This study investigates whether the increased levels of ROS/RNS generated by stimulating an in vitro whole muscle preparation in typical oxygenation conditions, causes dysfunction of the contractile proteins in superficial, well-oxygenated fibers, and compares results found in an in situ muscle preparation with more physiological oxygenation and perfusion. We hypothesised that normal healthy muscle can be made to exhibit the hallmarks of ROS-mediated contractile apparatus changes characteristic of many pathophysiological conditions if the muscles experience abnormal O2 supply and perfusion. We examined maximum force production and Ca 2+ -sensitivity in skinned fibers from muscle stimulated in vitro and in situ, comparing each to matching fibers from the non-stimulated contralateral muscles, and further tested the effects of particular treatments to counter or reverse possible oxidation effects. By examining contractile properties of skinned fibers under standardized conditions mimicking the resting cytoplasmic environment, it was possible to determine whether there were any changes in fiber characteristics without confounding effects arising from the alterations in cytoplasmic conditions that occur with repeated stimulation.


Ethics Statement

All animal in vitro experiments were performed at La Trobe University (Melbourne Campus, Australia) with approval of the La Trobe University Animal Ethics Committee (animal ethics number AEC06-09-L). All animal in vivo experiments were conducted at the University of Oslo (Norway) in accordance with current regulations and approved by the Norwegian Animal Research Authority, approval ID 2310.

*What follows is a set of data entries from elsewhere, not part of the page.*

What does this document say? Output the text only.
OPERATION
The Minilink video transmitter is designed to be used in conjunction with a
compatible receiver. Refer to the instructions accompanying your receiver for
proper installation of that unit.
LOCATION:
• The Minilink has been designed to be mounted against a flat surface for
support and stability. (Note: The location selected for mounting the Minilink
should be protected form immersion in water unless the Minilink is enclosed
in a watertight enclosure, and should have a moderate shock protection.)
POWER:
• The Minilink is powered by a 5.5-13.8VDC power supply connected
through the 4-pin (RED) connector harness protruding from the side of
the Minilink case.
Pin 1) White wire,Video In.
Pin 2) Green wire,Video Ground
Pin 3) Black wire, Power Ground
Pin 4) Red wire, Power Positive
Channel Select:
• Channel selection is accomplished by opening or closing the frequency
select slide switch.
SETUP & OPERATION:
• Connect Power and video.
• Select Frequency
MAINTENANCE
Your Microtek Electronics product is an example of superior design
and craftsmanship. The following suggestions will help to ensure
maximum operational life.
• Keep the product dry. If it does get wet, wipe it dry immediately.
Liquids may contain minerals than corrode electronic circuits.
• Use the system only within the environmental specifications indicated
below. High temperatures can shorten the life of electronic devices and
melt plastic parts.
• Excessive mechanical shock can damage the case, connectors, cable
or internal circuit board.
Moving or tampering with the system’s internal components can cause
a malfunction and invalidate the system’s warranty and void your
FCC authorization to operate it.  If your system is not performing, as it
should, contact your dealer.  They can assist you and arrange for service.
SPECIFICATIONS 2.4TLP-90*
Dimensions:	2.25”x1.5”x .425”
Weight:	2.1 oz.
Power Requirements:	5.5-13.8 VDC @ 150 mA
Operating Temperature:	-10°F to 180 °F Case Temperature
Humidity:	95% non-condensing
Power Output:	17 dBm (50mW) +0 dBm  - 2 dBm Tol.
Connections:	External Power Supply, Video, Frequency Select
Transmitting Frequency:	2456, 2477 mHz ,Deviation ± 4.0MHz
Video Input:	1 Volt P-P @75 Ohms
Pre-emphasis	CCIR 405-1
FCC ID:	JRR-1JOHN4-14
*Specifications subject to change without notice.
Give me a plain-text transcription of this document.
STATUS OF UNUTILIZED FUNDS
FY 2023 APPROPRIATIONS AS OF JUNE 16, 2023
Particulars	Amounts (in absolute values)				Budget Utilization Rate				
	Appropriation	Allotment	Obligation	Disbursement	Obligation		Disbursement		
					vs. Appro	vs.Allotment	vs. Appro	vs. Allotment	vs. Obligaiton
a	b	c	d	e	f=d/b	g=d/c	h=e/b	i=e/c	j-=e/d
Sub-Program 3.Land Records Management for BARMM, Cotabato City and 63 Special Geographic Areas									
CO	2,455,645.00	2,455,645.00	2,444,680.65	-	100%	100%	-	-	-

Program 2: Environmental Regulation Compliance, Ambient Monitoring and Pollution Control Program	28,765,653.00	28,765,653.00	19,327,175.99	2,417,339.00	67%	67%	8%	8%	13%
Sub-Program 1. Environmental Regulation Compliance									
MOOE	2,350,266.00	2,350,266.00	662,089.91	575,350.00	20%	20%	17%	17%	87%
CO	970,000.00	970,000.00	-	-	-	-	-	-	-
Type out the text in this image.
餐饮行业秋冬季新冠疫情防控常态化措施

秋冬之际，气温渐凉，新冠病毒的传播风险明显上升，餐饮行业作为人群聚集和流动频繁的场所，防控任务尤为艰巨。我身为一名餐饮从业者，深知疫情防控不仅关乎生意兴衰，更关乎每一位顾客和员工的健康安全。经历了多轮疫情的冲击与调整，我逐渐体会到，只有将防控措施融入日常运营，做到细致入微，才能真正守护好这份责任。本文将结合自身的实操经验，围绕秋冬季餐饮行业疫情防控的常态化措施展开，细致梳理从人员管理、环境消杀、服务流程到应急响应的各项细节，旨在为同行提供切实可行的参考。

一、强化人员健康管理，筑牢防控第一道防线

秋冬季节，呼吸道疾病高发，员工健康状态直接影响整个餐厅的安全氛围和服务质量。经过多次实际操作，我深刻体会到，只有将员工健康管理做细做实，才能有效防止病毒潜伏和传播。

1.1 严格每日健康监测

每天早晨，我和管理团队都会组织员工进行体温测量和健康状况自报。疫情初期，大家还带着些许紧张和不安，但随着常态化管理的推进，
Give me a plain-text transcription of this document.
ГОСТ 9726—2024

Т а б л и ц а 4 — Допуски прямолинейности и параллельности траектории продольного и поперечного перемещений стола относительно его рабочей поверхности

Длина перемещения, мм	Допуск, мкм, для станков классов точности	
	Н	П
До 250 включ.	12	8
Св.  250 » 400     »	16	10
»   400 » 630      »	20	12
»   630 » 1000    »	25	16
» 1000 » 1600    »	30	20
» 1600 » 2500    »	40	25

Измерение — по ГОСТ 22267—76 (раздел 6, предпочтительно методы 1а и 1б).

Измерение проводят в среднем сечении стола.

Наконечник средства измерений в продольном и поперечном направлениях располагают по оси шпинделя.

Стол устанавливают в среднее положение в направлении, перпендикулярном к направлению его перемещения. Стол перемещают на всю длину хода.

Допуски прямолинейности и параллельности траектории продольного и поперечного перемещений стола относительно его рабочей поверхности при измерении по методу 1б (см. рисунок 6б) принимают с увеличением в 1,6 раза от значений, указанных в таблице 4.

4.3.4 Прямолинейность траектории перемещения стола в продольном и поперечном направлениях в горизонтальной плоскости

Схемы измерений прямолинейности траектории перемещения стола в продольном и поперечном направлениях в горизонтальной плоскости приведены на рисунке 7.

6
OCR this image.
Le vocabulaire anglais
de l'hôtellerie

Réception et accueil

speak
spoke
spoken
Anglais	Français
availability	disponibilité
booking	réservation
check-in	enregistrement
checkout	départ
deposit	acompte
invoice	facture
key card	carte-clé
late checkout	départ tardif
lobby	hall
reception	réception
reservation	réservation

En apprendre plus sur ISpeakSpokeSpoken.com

In vitro whole muscle preparation and experimental protocol

Seventeen male Long-Evans hooded rats and one male Wistar rat, 3–8 mo old, were kept at the La Trobe University Central Animal House in cages in a climate-controlled room with 12/12 h light/dark cycle and food and water given ad libidum. The rats were killed by overdose of isoflurane and their soleus ‘SOL’ or extensor digitorum longus ‘EDL’ muscles dissected out and attached between a glass hook and an insulated force-transducer in an in vitro bath filled with Krebs-Ringer solution at 31°C. The solution was bubbled with 95% O2 and 5% CO2, with final pH of ∼7.4. Force responses were sampled at 1000 Hz on a personal computer (Powerlab hardware and Chart 5 software, ADInstruments Australia). Following 10 min of equilibration, the muscle was electrically stimulated with field stimulation to contract isometrically. Muscle length and stimulation voltage were varied to give maximum twitch force and voltage set at >1.5 times this level, and then the force frequency behaviour examined with ∼5 tetani evoked at various frequencies (10–100 Hz). After a further 5 min rest the stimulation protocol was started. In one set of experiments one of each contralateral pair of SOL muscles was subjected to a prolonged train of tetani, each elicited with 1 ms pulses at 50 Hz for 0.5 s every 2 s, until the peak tetanic force dropped to less than 30% of its initial level (on average muscles were stimulated for ∼5 min). In most instances, following two minutes rest the muscle was subjected to: a) one further 0.5 s 50 Hz stimuli in order to test whether there was any rapid recovery of the tetanic force, b) another such stimulus at higher voltage to verify that the stimulating voltage was still supramaximal, and c) finally tested with a single prolonged 50 Hz stimulus until the force plateau was reached in order to assess maximum tetanic force. Immediately afterwards the muscle was removed from the in vitro bath and pinned at resting length in a silica-gel lined Petri dish filled with paraffin oil. The dish was then put on ice in order to maintain the muscle temperature at ∼6–8°C. Contralateral muscles were placed directly into paraffin oil in a Petri dish and put on ice, and served as the rested control muscle. In another set of experiments, both SOL muscles from a given rat were stimulated in vitro as above, but one was left to recover in oxygenated Krebs-Ringer solution for 45 min following stimulation before being put in oil in the Petri dish and on ice.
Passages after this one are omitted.